December 14, 1915
The distinction between a game of skill and a game of chance was considered in the Divisional Court of the King’s Bench to-day, when the appeal against a conviction by the Liverpool Stipendiary in what is known as the Clown machine case was heard.
Counsel said the appellants, Mr. Ernest Albert Peers, manager of the Eclipse Automatic Company, a confectioner, of Liverpool, were each fined 20s., Peers for using the shop and Mrs. Taylor for permitting the shop to be used for betting purposes.
The case arose out of the use of what was known as a a Clown machine installed in Mrs. Taylor’s shop by the Eclipse Automatic Company.
The machine, an automatic one, stood upon a pedestal, and a person about to use it dropped a halfpenny into the slot, which released a miniature football at the top of the machine. The football fell down the other side of the machine, where, controlled by a handle, stood he figure of a clown with a cap in his hand.

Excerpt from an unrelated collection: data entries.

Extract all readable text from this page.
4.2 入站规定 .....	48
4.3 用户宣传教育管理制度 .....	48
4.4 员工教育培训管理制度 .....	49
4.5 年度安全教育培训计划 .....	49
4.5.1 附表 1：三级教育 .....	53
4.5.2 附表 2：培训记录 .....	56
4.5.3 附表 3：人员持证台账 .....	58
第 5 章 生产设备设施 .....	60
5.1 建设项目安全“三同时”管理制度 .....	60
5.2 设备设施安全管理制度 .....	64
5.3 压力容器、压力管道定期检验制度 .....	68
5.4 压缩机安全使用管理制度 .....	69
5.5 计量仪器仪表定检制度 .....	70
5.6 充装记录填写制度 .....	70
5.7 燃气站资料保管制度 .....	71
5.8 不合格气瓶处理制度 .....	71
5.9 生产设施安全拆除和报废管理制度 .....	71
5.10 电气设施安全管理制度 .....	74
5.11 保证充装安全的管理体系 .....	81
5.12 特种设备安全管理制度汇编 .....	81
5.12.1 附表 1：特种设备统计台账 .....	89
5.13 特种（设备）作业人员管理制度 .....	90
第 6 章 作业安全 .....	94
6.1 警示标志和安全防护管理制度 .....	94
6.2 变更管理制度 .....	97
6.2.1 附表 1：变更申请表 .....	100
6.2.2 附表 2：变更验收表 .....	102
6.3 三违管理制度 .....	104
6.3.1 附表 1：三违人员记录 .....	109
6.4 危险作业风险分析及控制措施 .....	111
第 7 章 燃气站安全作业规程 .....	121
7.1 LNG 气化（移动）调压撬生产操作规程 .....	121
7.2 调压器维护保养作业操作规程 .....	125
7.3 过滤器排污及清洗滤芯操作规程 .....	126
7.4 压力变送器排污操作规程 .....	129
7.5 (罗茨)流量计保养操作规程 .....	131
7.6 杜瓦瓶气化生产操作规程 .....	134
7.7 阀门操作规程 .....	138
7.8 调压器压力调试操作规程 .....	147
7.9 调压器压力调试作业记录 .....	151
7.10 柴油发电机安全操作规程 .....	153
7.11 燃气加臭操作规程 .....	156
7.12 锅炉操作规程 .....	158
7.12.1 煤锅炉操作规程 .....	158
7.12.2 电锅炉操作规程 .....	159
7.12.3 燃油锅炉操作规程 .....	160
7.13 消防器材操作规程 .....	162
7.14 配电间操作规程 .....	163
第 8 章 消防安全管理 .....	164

The aim of the player was to get the ball into the clown’s cap, whereupon a metal check for twopence, exchangeable at the counter of the shop, was released. Before the Liverpool Court the appellants claimed, and still claimed that it was a game dependent entirely upon the skill and deftness of the player, whose entrance fee entitled him to the pleasure of the game and the prospect of a prize.
If the Liverpool Stipendiary’s view were upheld it would mean, claimed counsel, that the admission or entrance fee in repsect of any game of skill where the person ultimately got a prize of such value that it could be expressed in arithmetical ratio to the amount of the entrance fee, was a betting transaction.
Counsel for the respondent submitted that he magistrate was right in ignoring the question whether the game played on this machine was one of skill or chance.
The Betting Act did not mention games of skill or chance, and did not draw any distinction.
By a majority the appeal was dismissed with costs.